Der je eigene Sprachgebrauch

In der Wissenschaftssprache, besonders in psychologischen und soziologischen Texten, findet man neben vielen anderen floskelhaften Konventionalismen sehr häufig einen übermäßigen, unreflektierten Gebrauch der Präposition »je«, wenn es darum geht, bei der Betrachtung von Gruppen darauf hinzuweisen, daß jedes Mitglied dieser Gruppe sich in mancher Hinsicht von den andern unterscheidet.

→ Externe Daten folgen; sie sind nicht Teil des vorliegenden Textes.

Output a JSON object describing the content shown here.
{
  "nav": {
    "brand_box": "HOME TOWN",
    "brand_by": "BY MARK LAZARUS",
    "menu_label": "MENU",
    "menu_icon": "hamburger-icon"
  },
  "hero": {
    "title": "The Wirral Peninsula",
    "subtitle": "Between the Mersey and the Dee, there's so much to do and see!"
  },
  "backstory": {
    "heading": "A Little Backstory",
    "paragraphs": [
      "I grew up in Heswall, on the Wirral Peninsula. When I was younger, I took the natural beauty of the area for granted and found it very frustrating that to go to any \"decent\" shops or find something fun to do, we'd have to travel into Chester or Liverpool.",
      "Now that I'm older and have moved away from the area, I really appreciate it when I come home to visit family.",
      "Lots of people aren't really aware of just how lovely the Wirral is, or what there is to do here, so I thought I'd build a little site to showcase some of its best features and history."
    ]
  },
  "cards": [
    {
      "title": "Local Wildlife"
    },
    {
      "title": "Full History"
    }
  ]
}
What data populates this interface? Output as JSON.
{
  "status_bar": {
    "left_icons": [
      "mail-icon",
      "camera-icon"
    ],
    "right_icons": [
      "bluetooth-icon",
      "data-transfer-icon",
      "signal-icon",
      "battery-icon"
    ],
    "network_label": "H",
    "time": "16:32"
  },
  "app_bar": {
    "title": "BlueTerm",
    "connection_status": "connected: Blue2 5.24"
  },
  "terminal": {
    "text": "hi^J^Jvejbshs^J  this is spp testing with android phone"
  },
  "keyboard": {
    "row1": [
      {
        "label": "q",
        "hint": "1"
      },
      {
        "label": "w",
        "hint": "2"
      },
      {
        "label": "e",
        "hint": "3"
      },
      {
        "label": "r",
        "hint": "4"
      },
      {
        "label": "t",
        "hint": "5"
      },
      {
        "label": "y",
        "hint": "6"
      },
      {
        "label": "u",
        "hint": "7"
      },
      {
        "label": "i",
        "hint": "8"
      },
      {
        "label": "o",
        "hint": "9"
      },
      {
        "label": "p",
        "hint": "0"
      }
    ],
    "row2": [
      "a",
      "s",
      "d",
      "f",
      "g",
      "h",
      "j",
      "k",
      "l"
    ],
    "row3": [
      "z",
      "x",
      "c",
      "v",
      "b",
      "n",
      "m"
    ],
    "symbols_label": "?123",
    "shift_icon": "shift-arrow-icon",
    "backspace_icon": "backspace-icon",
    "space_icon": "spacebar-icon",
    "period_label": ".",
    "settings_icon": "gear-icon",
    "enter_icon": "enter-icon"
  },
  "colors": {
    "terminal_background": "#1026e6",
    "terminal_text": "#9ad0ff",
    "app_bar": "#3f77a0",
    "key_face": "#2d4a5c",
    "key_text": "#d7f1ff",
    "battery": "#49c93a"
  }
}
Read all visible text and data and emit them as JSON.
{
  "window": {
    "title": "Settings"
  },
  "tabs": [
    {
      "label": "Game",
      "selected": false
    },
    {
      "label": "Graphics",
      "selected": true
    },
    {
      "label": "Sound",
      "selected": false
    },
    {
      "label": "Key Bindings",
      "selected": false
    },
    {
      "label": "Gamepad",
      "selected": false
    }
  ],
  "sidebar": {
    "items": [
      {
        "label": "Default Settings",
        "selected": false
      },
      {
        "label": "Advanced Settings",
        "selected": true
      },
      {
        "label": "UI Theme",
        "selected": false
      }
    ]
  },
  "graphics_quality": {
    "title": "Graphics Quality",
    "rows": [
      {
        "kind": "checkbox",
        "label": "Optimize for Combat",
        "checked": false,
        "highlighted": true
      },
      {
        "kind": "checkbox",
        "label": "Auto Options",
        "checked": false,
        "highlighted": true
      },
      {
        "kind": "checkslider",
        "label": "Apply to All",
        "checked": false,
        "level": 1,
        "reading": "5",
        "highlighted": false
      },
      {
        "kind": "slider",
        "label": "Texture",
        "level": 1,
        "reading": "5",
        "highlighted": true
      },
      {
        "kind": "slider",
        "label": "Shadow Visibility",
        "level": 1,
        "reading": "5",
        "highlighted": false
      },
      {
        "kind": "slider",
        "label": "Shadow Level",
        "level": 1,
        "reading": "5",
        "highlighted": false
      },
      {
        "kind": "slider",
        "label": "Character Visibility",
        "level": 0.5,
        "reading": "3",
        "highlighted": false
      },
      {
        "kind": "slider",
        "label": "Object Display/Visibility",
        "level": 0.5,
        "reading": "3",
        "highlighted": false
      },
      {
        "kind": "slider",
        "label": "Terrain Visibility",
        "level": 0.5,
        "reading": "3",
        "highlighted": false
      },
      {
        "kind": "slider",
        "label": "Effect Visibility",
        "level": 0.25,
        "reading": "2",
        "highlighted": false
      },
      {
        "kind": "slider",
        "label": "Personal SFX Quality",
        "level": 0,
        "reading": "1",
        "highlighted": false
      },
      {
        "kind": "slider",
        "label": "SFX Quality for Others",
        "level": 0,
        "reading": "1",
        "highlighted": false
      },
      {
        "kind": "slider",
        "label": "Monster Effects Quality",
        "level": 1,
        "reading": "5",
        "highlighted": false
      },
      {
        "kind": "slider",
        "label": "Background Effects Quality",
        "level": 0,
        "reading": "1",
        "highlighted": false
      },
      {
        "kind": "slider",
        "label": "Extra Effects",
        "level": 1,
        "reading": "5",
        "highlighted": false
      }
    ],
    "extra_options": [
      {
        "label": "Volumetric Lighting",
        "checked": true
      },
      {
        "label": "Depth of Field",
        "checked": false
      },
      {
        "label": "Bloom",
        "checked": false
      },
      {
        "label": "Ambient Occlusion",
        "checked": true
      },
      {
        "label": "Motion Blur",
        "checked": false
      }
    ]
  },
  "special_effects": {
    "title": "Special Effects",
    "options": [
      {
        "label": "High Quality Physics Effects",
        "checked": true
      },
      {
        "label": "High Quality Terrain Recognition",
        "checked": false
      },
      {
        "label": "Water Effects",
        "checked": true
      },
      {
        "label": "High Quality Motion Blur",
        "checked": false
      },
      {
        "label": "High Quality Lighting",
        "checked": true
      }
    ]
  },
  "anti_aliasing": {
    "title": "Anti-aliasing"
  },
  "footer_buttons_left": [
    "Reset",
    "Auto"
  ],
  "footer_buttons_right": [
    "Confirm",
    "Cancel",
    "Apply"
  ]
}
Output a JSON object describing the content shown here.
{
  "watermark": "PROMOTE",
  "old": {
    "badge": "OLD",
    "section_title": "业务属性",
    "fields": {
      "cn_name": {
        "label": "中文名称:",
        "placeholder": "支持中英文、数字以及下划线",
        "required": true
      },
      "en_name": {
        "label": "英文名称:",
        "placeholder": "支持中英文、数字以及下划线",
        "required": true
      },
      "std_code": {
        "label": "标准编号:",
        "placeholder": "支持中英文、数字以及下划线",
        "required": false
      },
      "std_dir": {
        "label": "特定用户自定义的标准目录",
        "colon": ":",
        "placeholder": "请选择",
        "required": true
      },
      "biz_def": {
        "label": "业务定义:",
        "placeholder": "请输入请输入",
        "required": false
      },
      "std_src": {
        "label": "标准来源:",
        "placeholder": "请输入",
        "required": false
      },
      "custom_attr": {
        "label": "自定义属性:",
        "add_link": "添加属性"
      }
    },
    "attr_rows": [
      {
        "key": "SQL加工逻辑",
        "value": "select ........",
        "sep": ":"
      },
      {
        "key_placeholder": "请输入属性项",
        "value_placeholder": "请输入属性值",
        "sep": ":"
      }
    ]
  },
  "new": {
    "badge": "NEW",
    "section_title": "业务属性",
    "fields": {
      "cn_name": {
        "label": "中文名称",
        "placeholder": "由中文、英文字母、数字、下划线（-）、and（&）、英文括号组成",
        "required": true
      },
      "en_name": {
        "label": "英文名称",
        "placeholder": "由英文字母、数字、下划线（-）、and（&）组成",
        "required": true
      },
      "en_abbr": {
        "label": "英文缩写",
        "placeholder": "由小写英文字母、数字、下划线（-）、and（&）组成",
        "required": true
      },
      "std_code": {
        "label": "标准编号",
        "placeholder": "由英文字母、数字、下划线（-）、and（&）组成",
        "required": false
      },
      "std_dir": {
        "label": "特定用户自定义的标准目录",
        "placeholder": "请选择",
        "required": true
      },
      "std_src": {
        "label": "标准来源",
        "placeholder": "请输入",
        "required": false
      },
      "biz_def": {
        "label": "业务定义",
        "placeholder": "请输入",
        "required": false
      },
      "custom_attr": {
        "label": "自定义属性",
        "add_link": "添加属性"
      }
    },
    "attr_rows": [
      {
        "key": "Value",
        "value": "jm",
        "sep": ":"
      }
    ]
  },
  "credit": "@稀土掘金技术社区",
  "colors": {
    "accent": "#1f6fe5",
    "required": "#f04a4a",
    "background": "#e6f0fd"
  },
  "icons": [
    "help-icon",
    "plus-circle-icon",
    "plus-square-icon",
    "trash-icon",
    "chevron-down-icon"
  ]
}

So hat jeder eine »je eigene Sozialisation«, einen »je eigenen Erfahrungsschatz«, einen »je eigenen Sprachduktus«, einen »je eigenen Stil«. Als wäre das nicht eine Selbstverständlichkeit (oder sollte doch zumindest eine sein), wird mit penetranter Überpräzisierung an jeder möglichen und unmöglichen Stelle auf das »je eigene« Individuelle im Überindividuellen hingewiesen. Warum tun so viele Autoren das und negieren so ihre »je eigenen« stilistischen Möglichkeiten? Vielleicht deshalb, weil es die »je eigenen« stilistischen Möglichkeiten in Wirklichkeit gar nicht gibt?

Häufiger präpositionaler Gebrauch dieses »je eigenen« scheint mir neben anderem prägnanter Ausdruck der »je eigenen« Nichtindividualität und eines »je eigenen« mangelndenden Reflexionsvermögens dieser Schreiber zu sein.

Wer vom »je eigenen« der anderen schreibt, sollte sich auch um das eigene »je eigene« kümmern. Aber vielleicht ist gerade das fehlende Bewußtsein des Mangels an »je eigenem« der unbewußte Antrieb, das »je eigene« als theoretisches Postulat so aufdringlich herauszustellen.